The following endowment vehicles empower you to become a partner in granting independence for generations of GDH clients. These instruments magnify your impact over the long term and could provide you with significant financial benefits in the short term. Please review the options below to see how your gift today can drive our transformational vision far into the future and join others in leaving a legacy of possibilities.
Jeanne Lujan Torres
Executive Director
- Endowment Funds – gifted for GDH ‘s unrestricted use, usually in perpetuity and customarily named in honor or memory of the donors. Although these gifts can be developed through gifts during a contributor’s lifetime, they are generally received through bequests in wills.
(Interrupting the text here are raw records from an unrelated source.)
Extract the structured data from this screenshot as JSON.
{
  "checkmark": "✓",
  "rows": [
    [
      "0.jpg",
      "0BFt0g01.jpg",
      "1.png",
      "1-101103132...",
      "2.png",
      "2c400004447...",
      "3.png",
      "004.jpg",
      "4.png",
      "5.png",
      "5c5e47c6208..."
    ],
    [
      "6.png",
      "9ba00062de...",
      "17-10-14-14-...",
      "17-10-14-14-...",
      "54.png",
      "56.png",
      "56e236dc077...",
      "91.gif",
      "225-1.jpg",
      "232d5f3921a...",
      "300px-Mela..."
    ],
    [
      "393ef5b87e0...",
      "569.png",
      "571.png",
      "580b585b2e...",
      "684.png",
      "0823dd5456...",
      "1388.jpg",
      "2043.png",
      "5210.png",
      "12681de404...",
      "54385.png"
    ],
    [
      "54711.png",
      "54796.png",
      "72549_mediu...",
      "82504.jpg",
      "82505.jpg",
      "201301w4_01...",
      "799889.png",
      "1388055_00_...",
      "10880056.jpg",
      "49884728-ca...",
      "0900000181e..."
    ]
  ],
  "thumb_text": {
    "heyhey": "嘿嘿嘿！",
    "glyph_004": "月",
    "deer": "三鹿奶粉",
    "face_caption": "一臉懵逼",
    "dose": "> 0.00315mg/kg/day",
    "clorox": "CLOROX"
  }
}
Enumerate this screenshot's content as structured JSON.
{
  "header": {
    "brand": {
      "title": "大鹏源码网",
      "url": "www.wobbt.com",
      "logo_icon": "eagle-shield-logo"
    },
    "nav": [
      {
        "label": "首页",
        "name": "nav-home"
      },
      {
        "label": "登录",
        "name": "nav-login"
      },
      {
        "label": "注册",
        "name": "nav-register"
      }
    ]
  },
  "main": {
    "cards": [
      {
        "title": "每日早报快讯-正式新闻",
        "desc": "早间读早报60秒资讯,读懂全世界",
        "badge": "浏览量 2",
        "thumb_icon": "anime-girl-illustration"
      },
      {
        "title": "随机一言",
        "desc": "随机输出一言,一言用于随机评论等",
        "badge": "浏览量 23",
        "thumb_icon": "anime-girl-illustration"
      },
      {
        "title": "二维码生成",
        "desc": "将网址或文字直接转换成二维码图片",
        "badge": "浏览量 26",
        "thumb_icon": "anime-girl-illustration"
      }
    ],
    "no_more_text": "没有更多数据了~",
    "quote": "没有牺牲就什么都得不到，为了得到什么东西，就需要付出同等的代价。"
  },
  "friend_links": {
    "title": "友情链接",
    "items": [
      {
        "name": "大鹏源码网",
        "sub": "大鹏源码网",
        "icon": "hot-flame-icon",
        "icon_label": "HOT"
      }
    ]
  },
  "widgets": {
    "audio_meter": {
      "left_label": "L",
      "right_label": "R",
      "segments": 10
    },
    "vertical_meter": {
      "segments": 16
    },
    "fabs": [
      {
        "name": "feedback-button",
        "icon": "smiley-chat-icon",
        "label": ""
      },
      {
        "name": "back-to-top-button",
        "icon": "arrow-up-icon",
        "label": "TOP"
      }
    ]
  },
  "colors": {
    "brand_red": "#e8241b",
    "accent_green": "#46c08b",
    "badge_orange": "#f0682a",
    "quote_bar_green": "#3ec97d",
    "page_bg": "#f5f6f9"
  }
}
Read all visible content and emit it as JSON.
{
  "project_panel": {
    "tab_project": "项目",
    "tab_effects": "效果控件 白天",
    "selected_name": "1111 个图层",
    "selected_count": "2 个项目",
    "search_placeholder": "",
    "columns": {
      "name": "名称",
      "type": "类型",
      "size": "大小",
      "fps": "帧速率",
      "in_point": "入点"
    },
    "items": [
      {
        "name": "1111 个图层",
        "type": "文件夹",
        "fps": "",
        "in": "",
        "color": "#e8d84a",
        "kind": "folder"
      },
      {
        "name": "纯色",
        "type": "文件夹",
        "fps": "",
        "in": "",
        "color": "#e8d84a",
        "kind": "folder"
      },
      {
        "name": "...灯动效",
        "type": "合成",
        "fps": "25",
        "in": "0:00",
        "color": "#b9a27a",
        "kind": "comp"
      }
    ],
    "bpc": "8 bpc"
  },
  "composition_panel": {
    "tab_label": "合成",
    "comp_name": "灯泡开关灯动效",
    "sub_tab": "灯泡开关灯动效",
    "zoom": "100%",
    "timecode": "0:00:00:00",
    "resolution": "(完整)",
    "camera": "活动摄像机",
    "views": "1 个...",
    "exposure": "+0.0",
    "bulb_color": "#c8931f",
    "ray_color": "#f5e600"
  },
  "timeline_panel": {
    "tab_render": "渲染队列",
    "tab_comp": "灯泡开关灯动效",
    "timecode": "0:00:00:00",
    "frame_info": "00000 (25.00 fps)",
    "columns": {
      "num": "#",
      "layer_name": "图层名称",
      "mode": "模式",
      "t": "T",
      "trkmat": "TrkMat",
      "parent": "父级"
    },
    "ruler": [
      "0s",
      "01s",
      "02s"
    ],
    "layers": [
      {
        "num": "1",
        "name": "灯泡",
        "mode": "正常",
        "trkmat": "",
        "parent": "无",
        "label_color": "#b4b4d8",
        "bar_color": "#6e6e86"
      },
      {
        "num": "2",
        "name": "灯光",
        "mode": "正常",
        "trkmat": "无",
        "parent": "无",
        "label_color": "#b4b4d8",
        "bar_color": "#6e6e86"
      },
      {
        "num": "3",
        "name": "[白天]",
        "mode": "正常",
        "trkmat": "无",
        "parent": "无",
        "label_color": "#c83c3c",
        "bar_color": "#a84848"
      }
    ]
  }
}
Advised Funds – permits donors to contribute a large sum into a named fund and retain the privilege to recommend the distribution of income and principal from time to time for the rest of the donor’s and spouse’s respective lifetimes.
- Advised Funds – permits donors to contribute a large sum into a named fund and retain the privilege to recommend the distribution of income and principal from time to time for the rest of the donor’s and spouse’s respective lifetimes.
- Charitable Remainder Trusts – allows a donor to retain fixed and assured income for life (or lives) with the remainder of assets at the end of the life (or lives) becoming the irrevocable property of GDH; donors increase income from low-productive, appreciated assets contributed to a charitable remainder trust while avoiding any tax on capital gains otherwise applicable to donated assets.
- Conversion of Retirement Plans – takes advantage of the high tax cost to transfer wealth in IRA, Keogh, 401(k), and other qualified retirement plans, a donor can transfer this asset to a charitable remainder trust, or directly to GDH, and achieve significant economic advantages.
- Charitable Gift Annuities – for certain qualified older individuals who are seeking to maximize a fixed rate of retirement income, a Charitable Gift Annuity may prove to be advantageous; for younger individuals seeking additional alternatives in building retirement plans, a Deferred Gift Annuity has substantial planning benefits.
- Bequests in Wills and Trusts – generates major unrestricted gifts through estate planning techniques at the death of the donor.